Jedes der Stücke des Albums entwickele sich „geduldig und mit einem zarten Bogen“, schrieb Troy Dostert; Am Beginn von „Waldboden“ bespielt Meinhold das Innere des Klaviers, um eine Klanglandschaft zu erzeugen, während Schirmer und Saito das Thema des Stücks nach und nach herausarbeiten. Hingegen herrschen in „Wellen“ schnell gespielte, wiederholte Noten vor; Meinhold und Saito unterstützen Schirmers lange, anhaltende Passagen auf der Bassklarinette, während er die Spannung nach und nach aufbaut, bis er schließlich mit einem dramatischen Höhenrausch das Stück abschließt. „Das Vertrauen in minimalistische Gesten in diesen Stücken ermöglicht einen starken aggregativen Effekt,“ schrieb Dostert, das sich in jedem entfalte. „Etude in E-flat“ sei ein weiteres Beispiel für die Verwendung von sich wiederholenden Figuren durch das Trio, diesmal in einem schnelleren Tempo, mit überwältigenden Ergebnissen.
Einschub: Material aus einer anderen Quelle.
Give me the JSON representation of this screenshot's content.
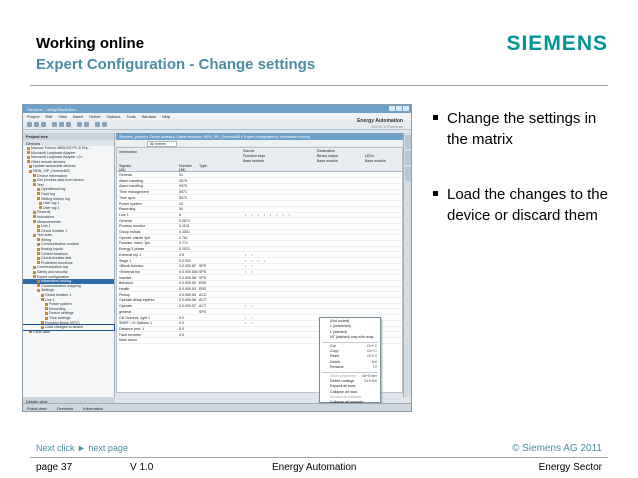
{
  "slide": {
    "title": "Working online",
    "subtitle": "Expert Configuration - Change settings",
    "brand": "SIEMENS"
  },
  "app": {
    "window_title": "Siemens  -  Using/StartDemo",
    "menu": [
      "Project",
      "Edit",
      "View",
      "Insert",
      "Online",
      "Options",
      "Tools",
      "Window",
      "Help"
    ],
    "brand_title": "Energy Automation",
    "brand_sub": "DIGSI 5 Premium",
    "project_tree_title": "Project tree",
    "devices_tab": "Devices",
    "breadcrumb": "Siemens_project  ▸  Online access  ▸  Online devices  ▸  NEW_SIP_Generic803  ▸  Expert configuration  ▸  Information routing",
    "filter_value": "All entries",
    "details_view": "Details view",
    "status_items": [
      "Portal view",
      "Overview",
      "Information"
    ],
    "tree_items": [
      {
        "label": "Manual: Fukum 4MDIGSI PC-6 Grp..."
      },
      {
        "label": "Microsoft Loopback Adapter"
      },
      {
        "label": "Microsoft Loopback Adapter <2>"
      },
      {
        "label": "Other remote devices"
      },
      {
        "label": "Update accessible devices"
      },
      {
        "label": "NEW_SIP_Generic803"
      },
      {
        "label": "Device information"
      },
      {
        "label": "Get process data from device"
      },
      {
        "label": "Test"
      },
      {
        "label": "Operational log"
      },
      {
        "label": "Fault log"
      },
      {
        "label": "Setting history log"
      },
      {
        "label": "User log 1"
      },
      {
        "label": "User log 2"
      },
      {
        "label": "Records"
      },
      {
        "label": "Indications"
      },
      {
        "label": "Measurements"
      },
      {
        "label": "Line 1"
      },
      {
        "label": "Circuit breaker 1"
      },
      {
        "label": "Test suite"
      },
      {
        "label": "Wiring"
      },
      {
        "label": "Communication module"
      },
      {
        "label": "Analog inputs"
      },
      {
        "label": "Control functions"
      },
      {
        "label": "Circuit-breaker test"
      },
      {
        "label": "Protection functions"
      },
      {
        "label": "Communication log"
      },
      {
        "label": "Safety and security"
      },
      {
        "label": "Expert configuration"
      },
      {
        "label": "Information routing"
      },
      {
        "label": "Communication mapping"
      },
      {
        "label": "Settings"
      },
      {
        "label": "Circuit breaker 1"
      },
      {
        "label": "Line 1"
      },
      {
        "label": "Power system"
      },
      {
        "label": "Recording"
      },
      {
        "label": "Device settings"
      },
      {
        "label": "Time settings"
      },
      {
        "label": "Function Block (GFC)"
      },
      {
        "label": "Load changes to device"
      },
      {
        "label": "Local data"
      }
    ],
    "matrix_header": {
      "information": "Information",
      "source": "Source",
      "destination": "Destination",
      "function_keys": "Function keys",
      "binary_output": "Binary output",
      "leds": "LEDs",
      "base_module_1": "Base module",
      "base_module_2": "Base module",
      "base_module_3": "Base module",
      "signals": "Signals",
      "number": "Number",
      "type": "Type",
      "all_1": "(All)",
      "all_2": "(All)"
    },
    "matrix_rows": [
      {
        "signal": "General",
        "number": "91",
        "type": ""
      },
      {
        "signal": "Alarm handling",
        "number": "4579",
        "type": ""
      },
      {
        "signal": "Alarm handling",
        "number": "9970",
        "type": ""
      },
      {
        "signal": "Time management",
        "number": "5971",
        "type": ""
      },
      {
        "signal": "Time sync.",
        "number": "5972",
        "type": ""
      },
      {
        "signal": "Power system",
        "number": "10",
        "type": ""
      },
      {
        "signal": "Recording",
        "number": "50",
        "type": ""
      },
      {
        "signal": "Line 1",
        "number": "8",
        "type": ""
      },
      {
        "signal": "General",
        "number": "0.0671",
        "type": ""
      },
      {
        "signal": "Process monitor",
        "number": "0.1101",
        "type": ""
      },
      {
        "signal": "Group indicat.",
        "number": "0.4551",
        "type": ""
      },
      {
        "signal": "Operati. values 3ph",
        "number": "0.761",
        "type": ""
      },
      {
        "signal": "Fundam. harm. 3ph",
        "number": "0.771",
        "type": ""
      },
      {
        "signal": "Energy 3-phase",
        "number": "0.1021",
        "type": ""
      },
      {
        "signal": "External trip 1",
        "number": "0.6",
        "type": ""
      },
      {
        "signal": "Stage 1",
        "number": "0.0.931",
        "type": ""
      },
      {
        "signal": "»Block function",
        "number": "0.0.930.82",
        "type": "SPS"
      },
      {
        "signal": "»External trip",
        "number": "0.0.930.500",
        "type": "SPS"
      },
      {
        "signal": "Inactive",
        "number": "0.0.930.58",
        "type": "SPS"
      },
      {
        "signal": "Behavior",
        "number": "0.0.930.52",
        "type": "ENS"
      },
      {
        "signal": "Health",
        "number": "0.0.930.53",
        "type": "ENS"
      },
      {
        "signal": "Pickup",
        "number": "0.0.930.55",
        "type": "ACD"
      },
      {
        "signal": "Operate delay expired",
        "number": "0.0.930.56",
        "type": "ACT"
      },
      {
        "signal": "Operate",
        "number": "0.0.930.57",
        "type": "ACT"
      },
      {
        "signal": "general",
        "number": "",
        "type": "SPS"
      },
      {
        "signal": "CB Overexit. light 1",
        "number": "0.0",
        "type": ""
      },
      {
        "signal": "SNRF / IO Options 1",
        "number": "0.0",
        "type": ""
      },
      {
        "signal": "Distance prot. 1",
        "number": "0.0",
        "type": ""
      },
      {
        "signal": "Fault recorder",
        "number": "0.0",
        "type": ""
      },
      {
        "signal": "Main menu",
        "number": "",
        "type": ""
      }
    ],
    "context_menu": [
      {
        "label": "(Not routed)",
        "shortcut": "",
        "dim": false
      },
      {
        "label": "L (unlatched)",
        "shortcut": "",
        "dim": false
      },
      {
        "label": "L (latched)",
        "shortcut": "",
        "dim": false
      },
      {
        "label": "NT (latched) only with relay",
        "shortcut": "",
        "dim": false
      },
      {
        "label": "Cut",
        "shortcut": "Ctrl+X",
        "dim": false
      },
      {
        "label": "Copy",
        "shortcut": "Ctrl+C",
        "dim": false
      },
      {
        "label": "Paste",
        "shortcut": "Ctrl+V",
        "dim": false
      },
      {
        "label": "Delete",
        "shortcut": "Del",
        "dim": false
      },
      {
        "label": "Rename",
        "shortcut": "F2",
        "dim": false
      },
      {
        "label": "Show properties",
        "shortcut": "Alt+Enter",
        "dim": true
      },
      {
        "label": "Delete routings",
        "shortcut": "Ctrl+Del",
        "dim": false
      },
      {
        "label": "Expand all rows",
        "shortcut": "",
        "dim": false
      },
      {
        "label": "Collapse all rows",
        "shortcut": "",
        "dim": false
      },
      {
        "label": "Expand all columns",
        "shortcut": "",
        "dim": true
      },
      {
        "label": "Collapse all columns",
        "shortcut": "",
        "dim": false
      }
    ]
  },
  "bullets": [
    "Change the settings in the matrix",
    "Load the changes to the device or discard them"
  ],
  "footer": {
    "next_click": "Next click ► next page",
    "copyright": "© Siemens AG 2011",
    "page": "page 37",
    "version": "V 1.0",
    "center": "Energy Automation",
    "right": "Energy Sector"
  },
  "colors": {
    "brand": "#00939a",
    "subtitle": "#4a8da0",
    "highlight": "#2e6aa8"
  }
}
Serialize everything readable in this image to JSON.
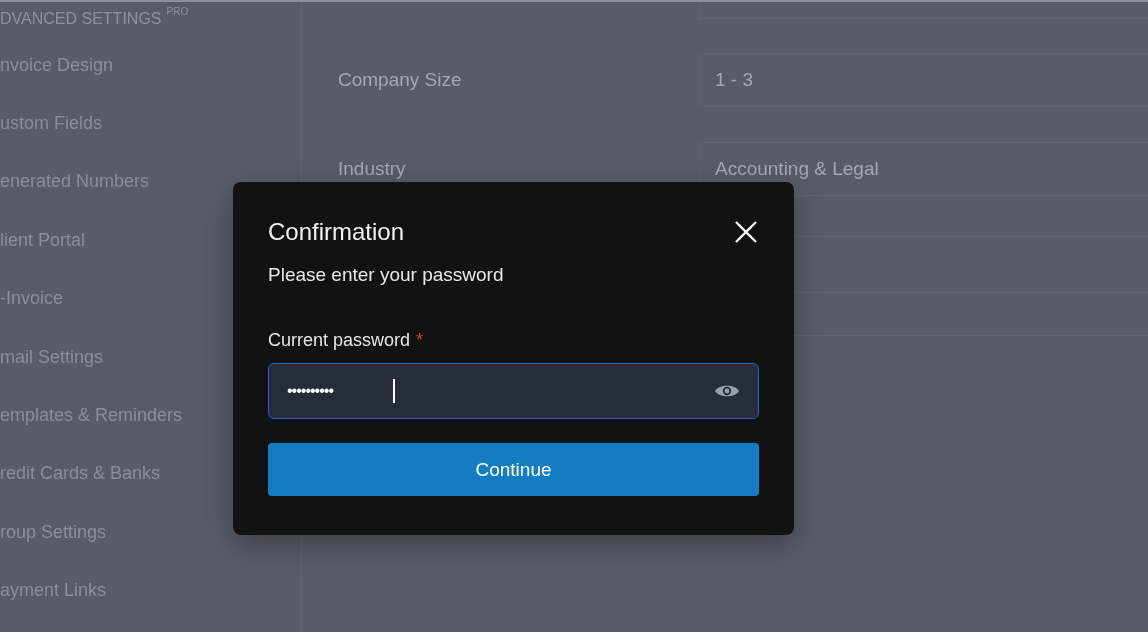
{
  "sidebar": {
    "heading": "DVANCED SETTINGS",
    "badge": "PRO",
    "items": [
      {
        "label": "nvoice Design"
      },
      {
        "label": "ustom Fields"
      },
      {
        "label": "enerated Numbers"
      },
      {
        "label": "lient Portal"
      },
      {
        "label": "-Invoice"
      },
      {
        "label": "mail Settings"
      },
      {
        "label": "emplates & Reminders"
      },
      {
        "label": "redit Cards & Banks"
      },
      {
        "label": "roup Settings"
      },
      {
        "label": "ayment Links"
      }
    ]
  },
  "form": {
    "rows": [
      {
        "label": "Company Size",
        "value": "1 - 3"
      },
      {
        "label": "Industry",
        "value": "Accounting & Legal"
      }
    ]
  },
  "dialog": {
    "title": "Confirmation",
    "subtitle": "Please enter your password",
    "field_label": "Current password",
    "required_mark": "*",
    "password": {
      "value": "••••••••••",
      "focused": true
    },
    "button": "Continue"
  }
}
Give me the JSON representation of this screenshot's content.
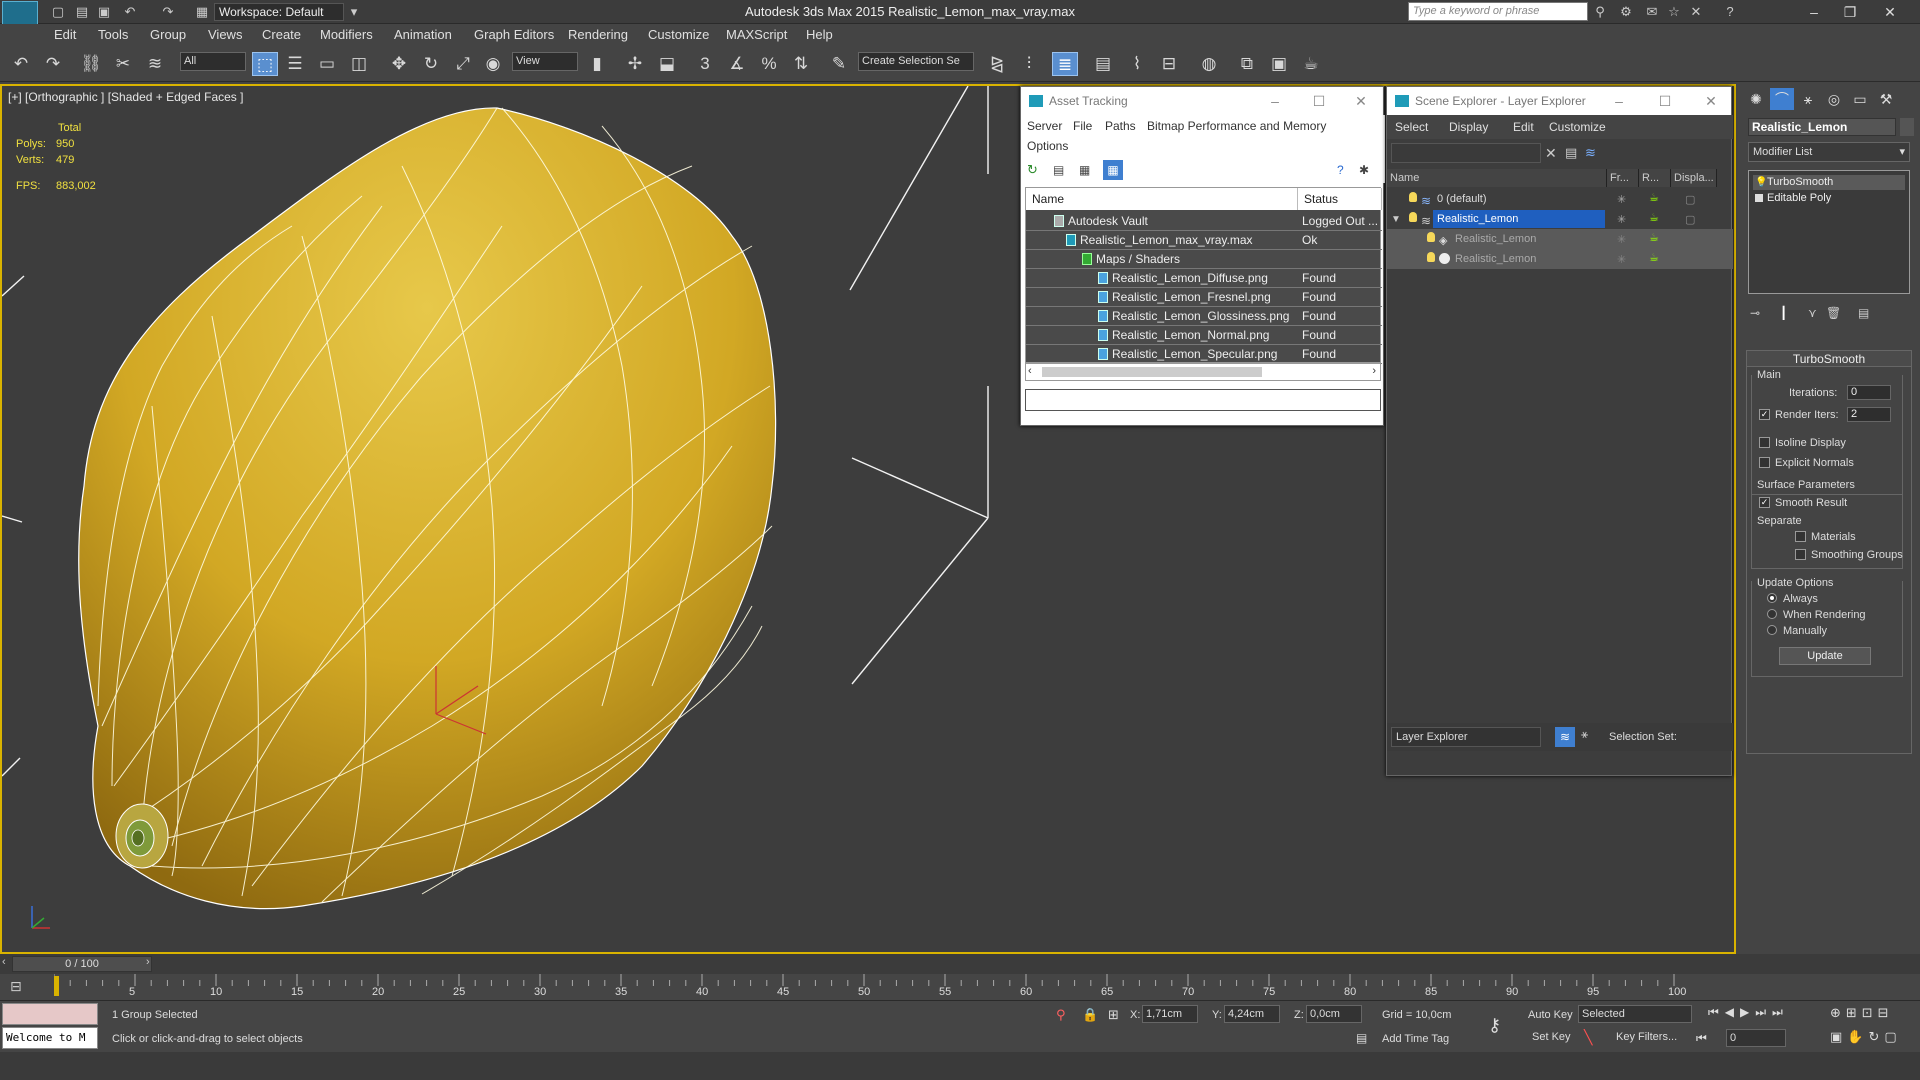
{
  "app": {
    "logo_text": "MAX",
    "title": "Autodesk 3ds Max  2015     Realistic_Lemon_max_vray.max",
    "workspace": "Workspace: Default",
    "search_placeholder": "Type a keyword or phrase"
  },
  "menu": [
    "Edit",
    "Tools",
    "Group",
    "Views",
    "Create",
    "Modifiers",
    "Animation",
    "Graph Editors",
    "Rendering",
    "Customize",
    "MAXScript",
    "Help"
  ],
  "toolbar": {
    "selection_filter": "All",
    "ref_coord": "View",
    "named_selection": "Create Selection Se"
  },
  "viewport": {
    "label": "[+] [Orthographic ] [Shaded + Edged Faces ]",
    "stats_total": "Total",
    "polys_label": "Polys:",
    "polys_value": "950",
    "verts_label": "Verts:",
    "verts_value": "479",
    "fps_label": "FPS:",
    "fps_value": "883,002"
  },
  "asset_tracking": {
    "title": "Asset Tracking",
    "menu": [
      "Server",
      "File",
      "Paths",
      "Bitmap Performance and Memory",
      "Options"
    ],
    "col_name": "Name",
    "col_status": "Status",
    "rows": [
      {
        "name": "Autodesk Vault",
        "status": "Logged Out ..."
      },
      {
        "name": "Realistic_Lemon_max_vray.max",
        "status": "Ok"
      },
      {
        "name": "Maps / Shaders",
        "status": ""
      },
      {
        "name": "Realistic_Lemon_Diffuse.png",
        "status": "Found"
      },
      {
        "name": "Realistic_Lemon_Fresnel.png",
        "status": "Found"
      },
      {
        "name": "Realistic_Lemon_Glossiness.png",
        "status": "Found"
      },
      {
        "name": "Realistic_Lemon_Normal.png",
        "status": "Found"
      },
      {
        "name": "Realistic_Lemon_Specular.png",
        "status": "Found"
      }
    ]
  },
  "scene_explorer": {
    "title": "Scene Explorer - Layer Explorer",
    "menu": [
      "Select",
      "Display",
      "Edit",
      "Customize"
    ],
    "cols": [
      "Name",
      "Fr...",
      "R...",
      "Displa..."
    ],
    "rows": [
      {
        "name": "0 (default)"
      },
      {
        "name": "Realistic_Lemon"
      },
      {
        "name": "Realistic_Lemon"
      },
      {
        "name": "Realistic_Lemon"
      }
    ],
    "layer_dropdown": "Layer Explorer",
    "selection_set_label": "Selection Set:"
  },
  "command_panel": {
    "object_name": "Realistic_Lemon",
    "modifier_list": "Modifier List",
    "stack": [
      "TurboSmooth",
      "Editable Poly"
    ],
    "rollout_title": "TurboSmooth",
    "main_label": "Main",
    "iterations_label": "Iterations:",
    "iterations_value": "0",
    "render_iters_label": "Render Iters:",
    "render_iters_value": "2",
    "isoline_label": "Isoline Display",
    "explicit_normals_label": "Explicit Normals",
    "surface_params_label": "Surface Parameters",
    "smooth_result_label": "Smooth Result",
    "separate_label": "Separate",
    "materials_label": "Materials",
    "smoothing_groups_label": "Smoothing Groups",
    "update_options_label": "Update Options",
    "always_label": "Always",
    "when_rendering_label": "When Rendering",
    "manually_label": "Manually",
    "update_button": "Update"
  },
  "timeline": {
    "slider_text": "0 / 100",
    "ticks": [
      "5",
      "10",
      "15",
      "20",
      "25",
      "30",
      "35",
      "40",
      "45",
      "50",
      "55",
      "60",
      "65",
      "70",
      "75",
      "80",
      "85",
      "90",
      "95",
      "100"
    ]
  },
  "status": {
    "maxscript_text": "Welcome to M",
    "selection_info": "1 Group Selected",
    "prompt": "Click or click-and-drag to select objects",
    "x_label": "X:",
    "x_value": "1,71cm",
    "y_label": "Y:",
    "y_value": "4,24cm",
    "z_label": "Z:",
    "z_value": "0,0cm",
    "grid": "Grid = 10,0cm",
    "add_time_tag": "Add Time Tag",
    "auto_key": "Auto Key",
    "set_key": "Set Key",
    "key_mode": "Selected",
    "key_filters": "Key Filters...",
    "frame": "0"
  }
}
Bei einigen Stücken herrsche ein offensichtlicherer lyrischer Aspekt vor, so Dostert, wie im „Origami im Görlitzer Park“, in dem Meinholds großzügige Wärme auf der Tastatur gezeigt wird und Schirmers Atem-betonte Klarinette zum Einsatz kommt.[1]

Titelliste

  • Kokotob – Flying Heart (Clean Feed – CF431CD)[3]
  1. Waldboden (Schirmer) 3:58
  2. Wellen (Meinhold) 7:17
  3. Origami Im Görlitzer Park (Meinhold) 4:11
  4. Komodo No Komodo (Saito) 6:46
  5. Etude In Eb (Saito) 6:15
  6. Feldmännchen (Meinhold) 5:28
  7. 5 Viertel (Meinhold) 5:08
  8. Bikkuri (Schirmer) 2:14
  9. Korokoro (Saito) 5:05
  10. Snow Moon Flower (Saito) 3:54

Rezeption

Nach Ansicht von Troy Dostert (All About Jazz) hat das Trio „ein zutiefst nachdenkliches, überzeugendes Album produziert, das sich ebenso stark auf Textur und Stimmung stützt wie auf offensichtliche melodische Gesten.“ Die Musik des Trios sei sorgfältig strukturiert, mit einer meditativen Einfachheit, die besonders beeindrucke. Abgesehen von dem relativ kurzen „Bikkuri“, einer mitreißenden Improvisation, die ein üppiges Zwischenspiel bietet, sind die meisten Tracks weitaus subtiler entwickelt, oft durch wiederholte Akkorde oder Ostinato-Phrasen, die typischerweise von Saito oder Meinhold oder beiden gespielt werden, während Schirmer mit offenen, trägen Phrasen über der Oberfläche schwebe, mit einer erdigen Dimension in seinem Spiel, wobei er oft nur seinen Atem für die Wirkung einsetzt. Nach Ansicht des Autors strebe das Trio „eindeutig nach einem kollektiven Produkt, das eher einen Klang als eine Reihe von Melodien erzeugt.“ Auch sei der emotionale Effekt der Musik ist viel wichtiger als auffällige Technik oder ausgefeilte Solo-Statements. Das vielleicht stimmigste Stück sei „Komodo No Kodomo“, das eine singbare Melodie hervorruft und Schirmer die Möglichkeit gibt, ein wunderschönes Solo über Meinholds und Saitos bezaubernde Ostinato-Figuren zu spielen. Typischer sei jedoch das strenge „Feldmännchen“, „bei dem sich alle drei Spieler auf ein paar Ideen und ein paar Noten verlassen, um eine abstrakte und doch irgendwie einladende Musikwelt zu schaffen.“[1]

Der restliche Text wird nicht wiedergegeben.